Sales of wearable computing items — from Internet-linked watches to step-counting shoes — is to nearly double in the next few years, a market forecaster said on Wednesday.
International Data Corp (IDC) expects the overall wearables market to go from shipping 113.2 million units this year to some 222.3 million in 2021.
“Tomorrow’s wearables will become more fully featured and multifunctional, spanning health and fitness to communication and productivity,” IDC wearables team manager Ramon Llamas said. “Effectively, that will make today’s wearables seem quaint.”

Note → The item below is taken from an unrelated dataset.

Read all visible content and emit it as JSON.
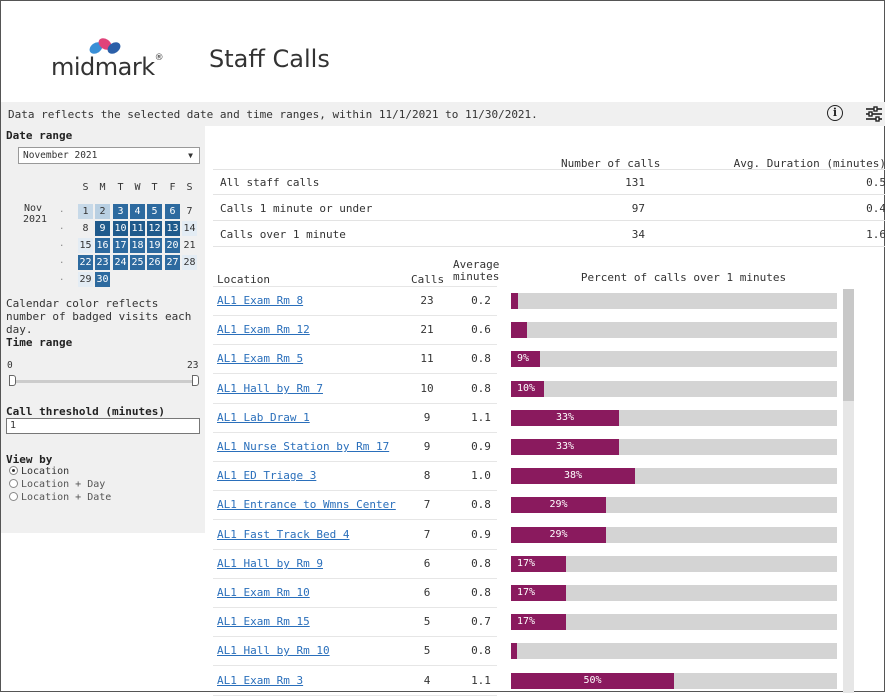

Fitness-oriented wristbands, such as those from Fitbit Inc and Xiaomi Corp (小米), are the most popular wearables, but IDC forecast that they are to be overtaken by watches driven by fashion brands and those able to connect directly to the Internet without synching to smartphones.
“Smart” watch sales, led by Apple Watch, are to grow from 31.6 million this year to 71.5 million by 2021, more than doubling, IDC said.

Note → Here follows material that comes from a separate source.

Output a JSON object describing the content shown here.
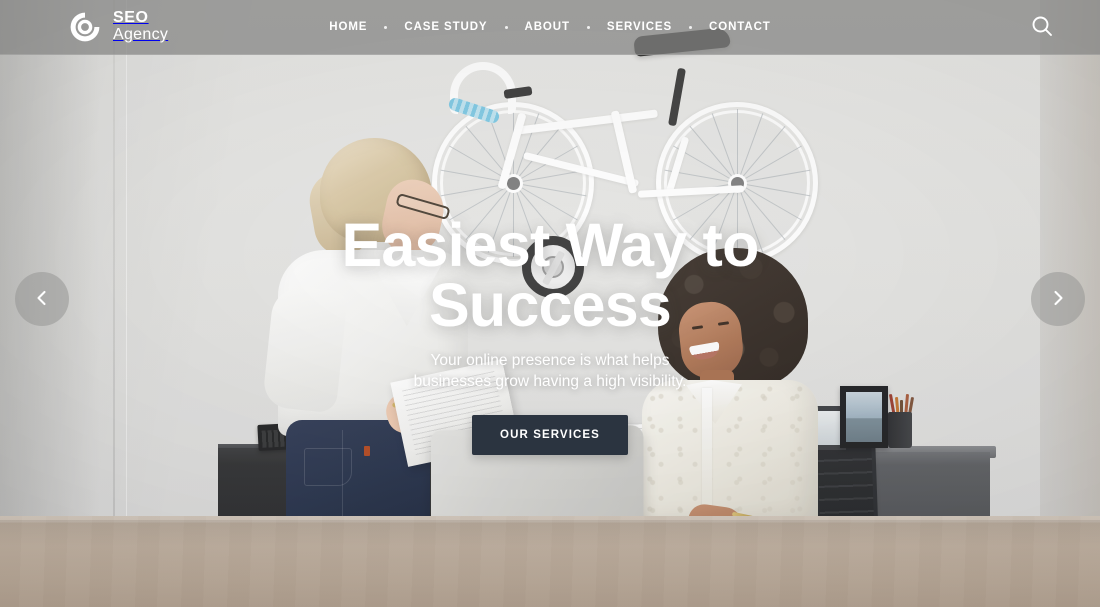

“However, the struggle to move beyond health and fitness persists, and convincing consumers to spend more for utility that might not be immediately obvious will be a challenge,” IDC mobile devices senior research analyst Jitesh Ubrani said.
“This is where fashion-forward brands have a chance to shine,” Ubrani said.
People would begin using a variety of wearable computing, such as ear buds infused with digital assistants or clothing infused with “smart” computing, Llamas said.
Levi Strauss in September began selling a denim jacket with touch controls woven into the fabric in the first fashion offering stitched from a collaboration with Google.
The iconic California clothing maker, which has a legacy reaching back to the Gold Rush in the mid-1800s, set out to mine the mobile Internet boom with a “trucker jacket with Jacquard.”
The denim jacket, which is aimed at bicyclists, has a sleeve cuff made of special Jacquard fabric that synchronizes wirelessly with smartphones, enabling a limited set of commands using swipes or taps.
“Traditional earphones will give way to ‘smart’ earwear that feature fitness tracking, audio augmentation or personal assistants,” Llamas said.
“Clothing — the original wearable — will become ‘smarter’ with health and fitness tracking, particularly for professional athletes,” Llamas said.